Abraham Lincoln: Master of Conflict Resolution

Posted by Michael HillerFeb 12, 20180 Comments

Quotations from Abe Lincoln on Conflict Resolution

Beginning as a trial lawyer, Ol' Abe Lincoln recognized that trial work should be approached with the goal of settlement, rather than creating new conflicts. He figured out how to achieve that goal within the justice system.  We best know Abraham Lincoln as the president that lead us through the worst conflict in our nation's history.  But the real Lincoln was first and foremost a peacemaker.

The first quote is one often cited by lawyers and mediators in an effort to persuade clients to think beyond their immediate perceived interests.

“Discourage litigation. Persuade your neighbors to compromise whenever you can. Point out to them how the nominal winner is often a real loser—in fees, expenses, and waste of time. As a peacemaker the lawyer has a superior opportunity of being a good man. There will still be business enough.”

Lawyers who have reached this stage of enlightenment are merely telling clients that they should consider the full range of costs and risks involved in litigation before taking a particular step. Litigation, going to court, involves financial costs, emotional costs, risks and uncertainty-there is no roadmap. Judges and juries sometimes make surprising and unexpected decisions.

How can lawyers best help clients avoid litigation?

Lincoln's second quote tries to answer this question.  Most cases are going to end by a negotiated agreement, and many of the things we do in litigation take us further from that goal. It seems paradoxical to suggest that in an adversarial system of justice, our goals can be better achieved by avoiding fighting, but it should be considered even more paradoxical to resolve conflict by fighting. So:

“Quarrel not at all. No man resolved to make the most of himself can spare time for personal contention. Still less can he afford to take all the consequences, including the vitiating of his temper and loss of self-control. Yield larger things to which you can show no more than equal right; and yield lesser ones, though clearly your own. Better give your path to a dog than be bitten by him in contesting for the right. Even killing the dog would not cure the bite.”

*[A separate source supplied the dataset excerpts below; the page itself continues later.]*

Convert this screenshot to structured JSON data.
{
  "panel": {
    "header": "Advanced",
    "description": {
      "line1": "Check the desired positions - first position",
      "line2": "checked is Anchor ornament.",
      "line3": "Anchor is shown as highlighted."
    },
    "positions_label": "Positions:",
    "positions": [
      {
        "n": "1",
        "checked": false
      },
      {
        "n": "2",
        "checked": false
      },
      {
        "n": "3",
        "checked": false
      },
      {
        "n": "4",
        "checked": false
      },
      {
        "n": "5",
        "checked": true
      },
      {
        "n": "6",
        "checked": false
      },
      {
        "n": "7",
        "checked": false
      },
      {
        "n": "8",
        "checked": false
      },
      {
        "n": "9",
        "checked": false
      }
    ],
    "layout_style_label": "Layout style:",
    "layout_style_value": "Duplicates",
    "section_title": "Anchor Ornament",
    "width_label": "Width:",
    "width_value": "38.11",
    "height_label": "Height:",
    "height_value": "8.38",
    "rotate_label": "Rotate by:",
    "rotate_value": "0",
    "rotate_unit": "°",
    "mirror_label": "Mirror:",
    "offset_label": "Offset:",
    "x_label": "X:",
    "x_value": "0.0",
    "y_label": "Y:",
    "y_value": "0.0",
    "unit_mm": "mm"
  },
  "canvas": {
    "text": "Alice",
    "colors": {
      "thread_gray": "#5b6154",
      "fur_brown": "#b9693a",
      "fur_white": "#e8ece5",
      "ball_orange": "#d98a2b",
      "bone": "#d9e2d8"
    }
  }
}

So easy to state the rule, yet so difficult to put into practice. Perhaps because it comes so naturally to most people, especially to those who chose trial advocacy as a profession, that we should fight to achieve our goals. It takes a while to realize that NEVER QUARRELING is usually a more successful strategy. Once we decide we're never going to quarrel, what are we going to do instead? We're going to agree to the extent can with whatever the other side is suggesting that doesn't harm our client's interests. We're going to propose solutions that serve both sides' interests. And we're going to attempt to persuade the other side that they would be better off at least considering what we are suggesting. We're going to listen more than we talk.

The third Lincoln quote about peacemaking is the shortest, most profound, and hardest to swallow:

“Do I not destroy my enemies when I make them my friends?”

An enduring peace can only be achieved by recognizing our shared humanity, recognizing that there is no “other” that must be destroyed in order to achieve peace.

In the conflict resolution field, this method is known as transformational mediation, because it requires parties to change something in themselves before they can solve the conflict. Using any other method still leaves you with enemies, or forces you to annihilate them (in trial). Trying to understand each side's concerns can eventually lead to a more genuine peace.

The civil war tested Abraham Lincoln's beliefs about managing conflict.  His second inaugural address, one of the greatest speeches on all time, reflected his desire to see that everyone was to be treated with the respect that they deserved as human beings.